Edinburgh is a fabulous city to visit anytime of the year, but August is extra special. This is when the Scottish capital grows a comedy extension to further embellish its already huge popularity.
I first visited the Fringe in the late ’90s and laughed out load to the likes of Johnny Vegas, Milton Jones Richard Herring. My latest visit was my first in five years and the first time that I had appreciated the vast array of free fare on offer alongside the likes of well known comic genius Frankie Boyle (brilliant) and Reginald D Hunter (a little disappointing).
If it’s free, it can’t be that great, right? With time on the side of my mate and I, we decided to chance our arm. After all, what did we have to lose?
Dressed like a library dweller, he then proceeded to extol the virtues of use of ‘interesting later in the alphabet’ letters, implore the would be writer to start their novel politely to make the reader want to continue and hilariously reading extracts from the well known dinosaur book, PENGUIN THE SAURUS.
With plain daft audience participation, humorous quips and endearing anecdotes, Chris more than managed to demonstrate that gratis can be great. A very commendable 7/10 performance.
Next up came something completely different in the same venue, in the same room in fact.
Composer Laurence Owen and his comedian other half , Lyndsay Sharman and their ’50s radio musical portrayal of HG Wells classic sci-fi tale, The Time Machine.
Owen played all characters with impressive post war aplomb in this extremely well delivered rendition, whilst Sharman played his horsey radio producer and added inventive sound effects, many courtesy of a morning shop at the local greengrocers.
Owen’s Russian & Austrian accents were top notch, his songs jolly good fun and his story-telling faultless, as he stayed true to the book and made us all feel ever so sad for his loss of his faithful Eloi companion Weena.
Not the sort of thing I probably would have paid to see or gone out of my way to find, but I am very glad I did on this occasion. 7.5/10.
Next up came political comic Chris Coltrane with a show called ‘Make Love And Smash Fascism‘ and his take on obvious targets Theresa May, The Donald, Brexit and the tabloid press.
Chris is an obviously nice guy, committed socialist and passionate humanist and his show was well delivered and chuckle funny, without quite hitting the heights for me. Still well worthy of an hour of your time and a few quid in the collection bucket, you can catch Chris at the Cinema Room at The Banshee Labyrinth. 6/10 for me though my buddy Chris rated the show a point higher.

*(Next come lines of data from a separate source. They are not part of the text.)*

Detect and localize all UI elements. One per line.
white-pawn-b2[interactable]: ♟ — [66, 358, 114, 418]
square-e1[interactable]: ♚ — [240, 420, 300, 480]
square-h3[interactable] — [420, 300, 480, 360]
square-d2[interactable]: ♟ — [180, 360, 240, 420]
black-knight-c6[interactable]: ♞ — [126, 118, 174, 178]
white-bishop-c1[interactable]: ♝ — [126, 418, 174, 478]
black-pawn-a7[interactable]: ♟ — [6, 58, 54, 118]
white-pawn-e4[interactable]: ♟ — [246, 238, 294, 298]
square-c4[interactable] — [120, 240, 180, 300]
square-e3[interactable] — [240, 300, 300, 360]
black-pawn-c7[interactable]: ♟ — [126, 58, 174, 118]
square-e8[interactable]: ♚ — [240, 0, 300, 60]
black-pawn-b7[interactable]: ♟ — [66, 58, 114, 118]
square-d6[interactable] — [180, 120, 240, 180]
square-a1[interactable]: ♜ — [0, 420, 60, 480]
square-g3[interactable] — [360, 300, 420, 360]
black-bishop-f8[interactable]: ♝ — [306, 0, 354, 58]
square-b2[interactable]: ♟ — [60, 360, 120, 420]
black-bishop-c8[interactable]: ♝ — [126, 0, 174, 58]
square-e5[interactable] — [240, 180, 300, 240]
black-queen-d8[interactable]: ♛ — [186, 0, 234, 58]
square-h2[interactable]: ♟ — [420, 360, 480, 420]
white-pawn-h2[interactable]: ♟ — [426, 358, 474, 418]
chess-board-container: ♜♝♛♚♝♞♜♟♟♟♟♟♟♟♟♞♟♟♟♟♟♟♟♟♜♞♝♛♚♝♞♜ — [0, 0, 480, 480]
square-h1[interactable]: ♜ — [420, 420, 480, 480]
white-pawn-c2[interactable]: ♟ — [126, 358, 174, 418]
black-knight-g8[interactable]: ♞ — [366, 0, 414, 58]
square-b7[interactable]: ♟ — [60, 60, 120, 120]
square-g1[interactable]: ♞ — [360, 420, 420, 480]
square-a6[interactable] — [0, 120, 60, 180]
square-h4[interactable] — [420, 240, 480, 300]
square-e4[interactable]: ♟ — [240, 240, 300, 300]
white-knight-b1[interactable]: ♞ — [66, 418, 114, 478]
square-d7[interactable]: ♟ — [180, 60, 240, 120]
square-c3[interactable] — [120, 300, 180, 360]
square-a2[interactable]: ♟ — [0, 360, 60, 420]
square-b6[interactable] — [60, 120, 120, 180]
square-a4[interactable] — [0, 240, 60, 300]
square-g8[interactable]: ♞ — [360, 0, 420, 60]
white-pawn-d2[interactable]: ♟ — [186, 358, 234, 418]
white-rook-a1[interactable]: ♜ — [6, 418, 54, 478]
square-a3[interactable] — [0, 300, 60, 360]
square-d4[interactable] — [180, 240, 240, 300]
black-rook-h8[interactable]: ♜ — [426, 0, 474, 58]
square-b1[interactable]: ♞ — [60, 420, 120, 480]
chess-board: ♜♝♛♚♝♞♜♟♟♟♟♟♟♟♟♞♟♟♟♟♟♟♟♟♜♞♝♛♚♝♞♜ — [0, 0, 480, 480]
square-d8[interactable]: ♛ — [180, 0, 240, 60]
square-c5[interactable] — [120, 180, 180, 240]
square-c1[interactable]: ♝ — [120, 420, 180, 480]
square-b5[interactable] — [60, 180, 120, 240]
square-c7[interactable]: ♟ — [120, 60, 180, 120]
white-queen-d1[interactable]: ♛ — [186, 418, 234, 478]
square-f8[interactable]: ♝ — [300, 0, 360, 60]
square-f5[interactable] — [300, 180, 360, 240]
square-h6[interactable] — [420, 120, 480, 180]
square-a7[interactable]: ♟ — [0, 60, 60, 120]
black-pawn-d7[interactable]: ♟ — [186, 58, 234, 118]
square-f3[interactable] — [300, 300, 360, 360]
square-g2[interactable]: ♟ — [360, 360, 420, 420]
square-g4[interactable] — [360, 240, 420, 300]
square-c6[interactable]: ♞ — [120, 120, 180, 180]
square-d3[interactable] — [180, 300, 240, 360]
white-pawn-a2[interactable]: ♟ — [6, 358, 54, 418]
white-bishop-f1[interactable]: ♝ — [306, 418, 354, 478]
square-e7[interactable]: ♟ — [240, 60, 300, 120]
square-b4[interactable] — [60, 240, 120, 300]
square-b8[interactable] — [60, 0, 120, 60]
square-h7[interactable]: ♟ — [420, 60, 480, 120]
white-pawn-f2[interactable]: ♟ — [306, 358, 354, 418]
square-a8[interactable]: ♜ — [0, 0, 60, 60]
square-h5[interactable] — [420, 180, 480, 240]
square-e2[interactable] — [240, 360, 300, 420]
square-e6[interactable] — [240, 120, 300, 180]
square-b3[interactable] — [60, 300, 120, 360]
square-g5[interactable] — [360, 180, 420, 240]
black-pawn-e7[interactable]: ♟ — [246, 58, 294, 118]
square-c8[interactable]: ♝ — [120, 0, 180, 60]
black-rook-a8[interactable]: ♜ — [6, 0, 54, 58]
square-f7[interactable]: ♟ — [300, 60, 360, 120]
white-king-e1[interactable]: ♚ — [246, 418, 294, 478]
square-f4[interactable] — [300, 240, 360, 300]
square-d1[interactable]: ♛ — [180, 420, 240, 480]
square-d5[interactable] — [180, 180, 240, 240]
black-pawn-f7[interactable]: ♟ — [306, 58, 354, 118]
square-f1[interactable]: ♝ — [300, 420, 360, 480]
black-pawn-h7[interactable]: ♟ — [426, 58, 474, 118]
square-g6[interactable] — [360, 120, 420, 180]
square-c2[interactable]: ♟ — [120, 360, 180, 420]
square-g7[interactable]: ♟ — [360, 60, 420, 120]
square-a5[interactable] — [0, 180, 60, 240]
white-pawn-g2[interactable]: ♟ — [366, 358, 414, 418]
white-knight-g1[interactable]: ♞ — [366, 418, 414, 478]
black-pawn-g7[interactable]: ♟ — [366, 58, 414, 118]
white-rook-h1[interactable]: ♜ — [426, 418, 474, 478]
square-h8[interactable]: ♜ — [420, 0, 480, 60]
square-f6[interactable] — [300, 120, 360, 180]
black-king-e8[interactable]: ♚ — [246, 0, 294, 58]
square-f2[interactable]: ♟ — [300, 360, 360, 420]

We then moved up the hill to Irish pub Finnegans Wake and their back room to take in a set performed by Jordan Brookes doing his ‘Body of Work’.
The next hour was just weird as Jordan gave us a series of contorted facial expressions and revolting imagery alongside his tribute to his late beloved nan.
It was very funny in a Little Britain/League of Gentlemen sort of way. 7/10.
So far so good with two more to go.
All this time my friend and I wondered what the motivation was for the varied entertainers who clearly invest a lot of time, effort and money, into putting on a free show.
Gaining a following, setting the scene for ticketed shows in the future, getting noticed by a talent scout? All possibilities for sure, however the overwhelming feeling was that they were doing it for the love of it and we loved them back for it.
The next act we saw I will not name to be fair to the chap and lady who delivered 25 minutes each of stand-up.
They tried hard but pretty much died on their feet. In their defence they were on at pre-beer midday in a cramped basement room barely bigger than a broom cupboard and their meagre audience may have had an average age about thirty years above their optimum attendee age.
It was pretty dreadful and laugh free. I managed to plaster a smile on my face for the duration, a frozen feature that I had to slap off afterwards to get going again. 2/10 for bravery and giving it a go.
Our last free show was a magician by the name of Chris Cook. Neither of us had high expectations. Brought up on a magic diet of Paul Daniels and the lovely Debbie McGee, “that’s magic” was OK but not something you would pay much to see.
We were very pleasantly surprised. The tricks in ‘Control‘ were slick, the dialogue topical and the ruses very well crafted. Yours truly even had to go on stage for ten minutes to play junior assistant to some very impressive conjuring.
The show was well worthy of a note donation at the end, together with a tweeted recommendation. Chris played in the very pleasant ballroom at the Voodoo Rooms. A fine location for a fine performance. 8/10.
Sadly it was then time for me to depart via a swift pint and recall of all we had viewed, at the splendid Guildford Arms around the corner.
I will be back next year, free as a bird.